Bee Season is a film that can be seen with pleasure, though it is more of a short story than a novel. The title comes from the now more than ever popular spelling “bees”; but it is a family—a hive of four busy people—that is the real subject.

I don’t think that the academic world has ever been glamorously portrayed. It gives one a glow. It’s Berkeley, California, under beautiful skies. Professor Richard Gere of the Department of Religion has hi class enthralled: “God held the crystal in his hand, but he wanted more. His need produced the Big Bang that blew the crystal apart into many pieces. It is the job of God’s creatures to draw the pieces together into a whole crystal again.”

Prof. Gere lives in one of the refurbished old mansions of Oakland, a city which has become a prime place to live through the efforts of Mayor Jerry Brown, who is personally thanked in the film’s credits. It is well known how he has raised up Oakland to be the kind of place where he himself can enjoy living and which our Berkeley professor can feel is right for his lab scientist wife and his son and daughter. The shattered pieces of Oakland are being put back together. It gets an “A”—literally—in the opening credits of Bee Season.

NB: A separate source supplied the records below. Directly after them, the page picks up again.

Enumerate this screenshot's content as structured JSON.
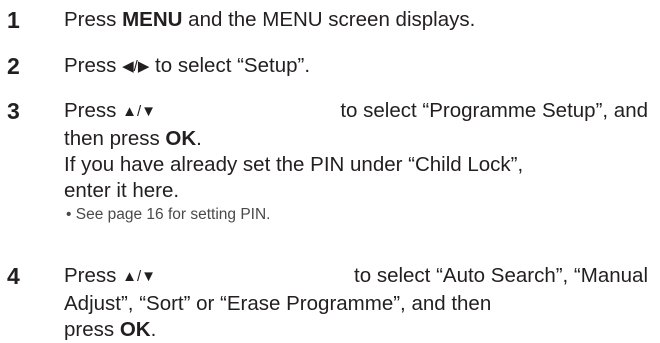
{
  "steps": [
    {
      "number": "1",
      "text_before": "Press ",
      "bold_key": "MENU",
      "text_after": " and the MENU screen displays."
    },
    {
      "number": "2",
      "text_before": "Press ",
      "arrows": "◀/▶",
      "text_after": " to select “Setup”."
    },
    {
      "number": "3",
      "line1_before": "Press ",
      "line1_arrows": "▲/▼",
      "line1_after": " to select “Programme Setup”, and",
      "line2_before": "then press ",
      "line2_bold": "OK",
      "line2_after": ".",
      "line3": "If you have already set the PIN under “Child Lock”,",
      "line4": "enter it here.",
      "note": "• See page 16 for setting PIN."
    },
    {
      "number": "4",
      "line1_before": "Press ",
      "line1_arrows": "▲/▼",
      "line1_after": " to select “Auto Search”, “Manual",
      "line2": "Adjust”, “Sort” or “Erase Programme”, and then",
      "line3_before": "press ",
      "line3_bold": "OK",
      "line3_after": "."
    }
  ]
}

One is set for a domestic comedy, for Gere is at his charming best, especially in the kitchen. But we know—or are shown it—that being a charming intelligent, caring, creative father isn’t enough. And why wouldn’t it be enough? Because nothing is ever enough. Perfectin in a father means there’s just more for a sensitive teenage son to resist. Or his creativity pushes the person most inspired by it, a devoted wife, into extreme measures to seek the crystal pieces. And an eleven-year-old daughter has to take it on herself to dramatically restore the family to ordinariness. This is “origami” spelled with a “y”. All perfect Ph.D fathers should see this film.